Here’s an example: Let’s assume a dentist has been working as an associate for 3 years and has made an average annual salary of $150,000. The associate is now interested in buying a practice for $450,000. Historically, this practice generates revenue of $600,000. On average, a dental practice nets 40% profit to the owner.
In this scenario, the net income for the practice would be $240,000. A 10-year loan for $450,000 requires monthly payments of roughly $4,700, which amounts to $56,400 annually. After the dental practice pays the loan, the net income to the practice is $183,600 ($240,000 original net minus the $56,400 debt payments). We can see that the associate in this example will actually increase their annual income by $33,600, even though they took on an additional $450,000 in debt.
Let this way of looking at debt serve as motivation to help you fulfill your dream of owning a practice!

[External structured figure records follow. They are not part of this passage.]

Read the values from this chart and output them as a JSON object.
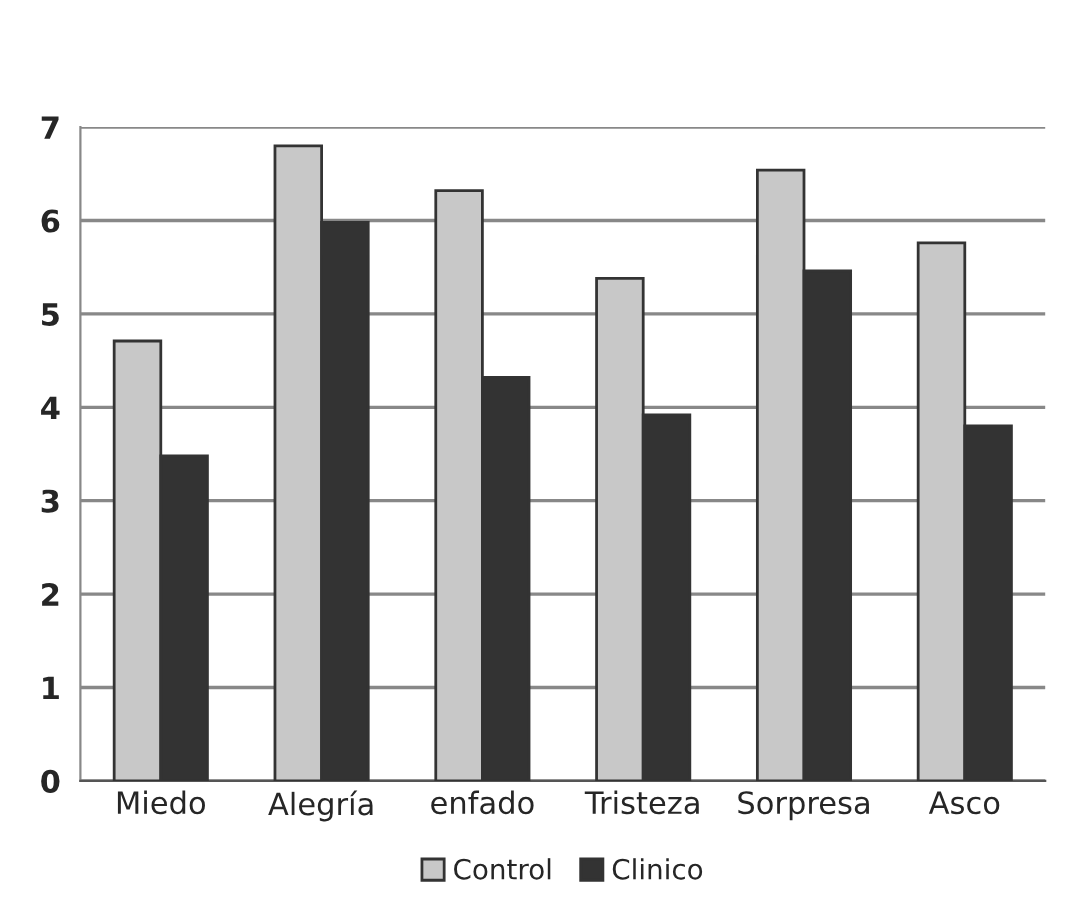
{
  "chart_data": {
    "type": "bar",
    "categories": [
      "Miedo",
      "Alegría",
      "enfado",
      "Tristeza",
      "Sorpresa",
      "Asco"
    ],
    "series": [
      {
        "name": "Control",
        "color": "#c8c8c8",
        "values": [
          4.71,
          6.8,
          6.32,
          5.38,
          6.54,
          5.76
        ]
      },
      {
        "name": "Clinico",
        "color": "#333333",
        "values": [
          3.48,
          5.98,
          4.32,
          3.92,
          5.46,
          3.8
        ]
      }
    ],
    "ylim": [
      0,
      7
    ],
    "yticks": [
      0,
      1,
      2,
      3,
      4,
      5,
      6,
      7
    ],
    "grid": "y",
    "legend": "bottom"
  }
}
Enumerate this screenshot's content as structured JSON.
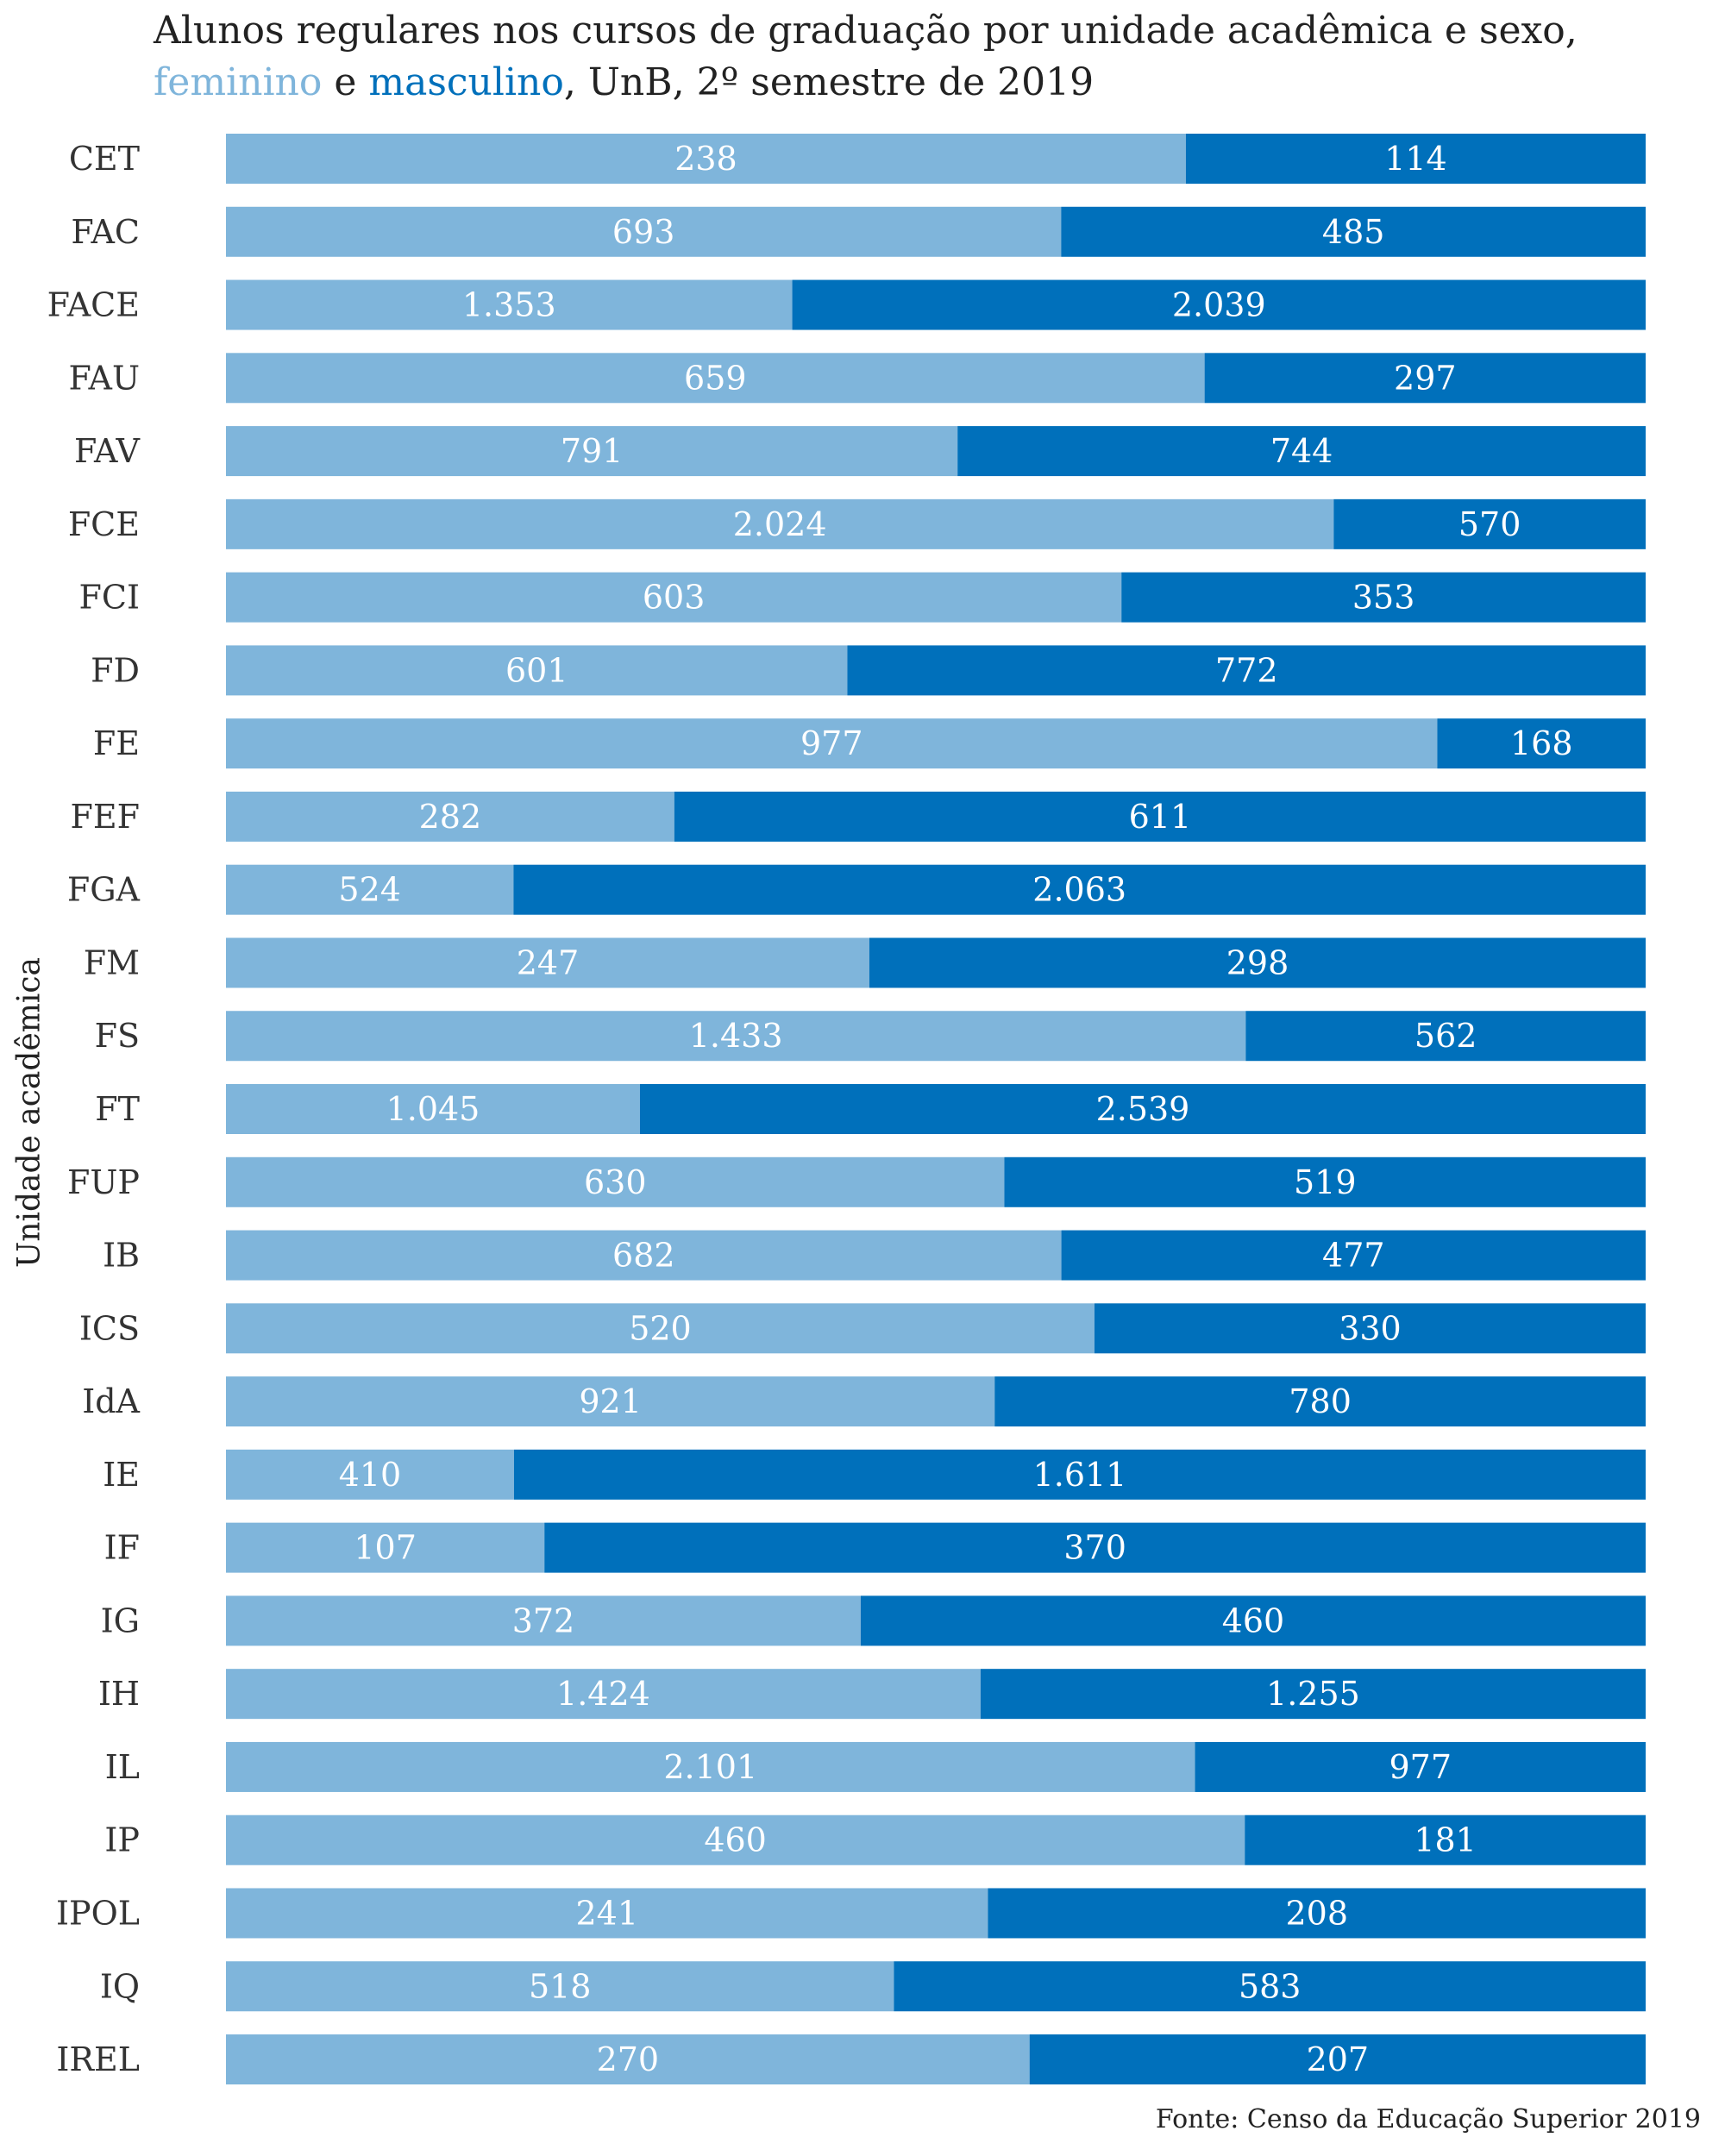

The current student loan situation can be overwhelming, so most new dentists will graduate with a goal to pay off all of their debt as quickly as they can, and they’ll be prudent about borrowing more money. They’ll work as associates in practices for longer periods of time than necessary because they fear acquiring additional debt.
But buying a practice could actually be a way to pay off the debt more quickly. By purchasing a business and allowing it to pay the practice debt first, a dentist can increase income and improve cash flow. Borrowing money is intimidating – and so is taking the leap from associate to practice owner – but the additional debt can actually be worth it in the end.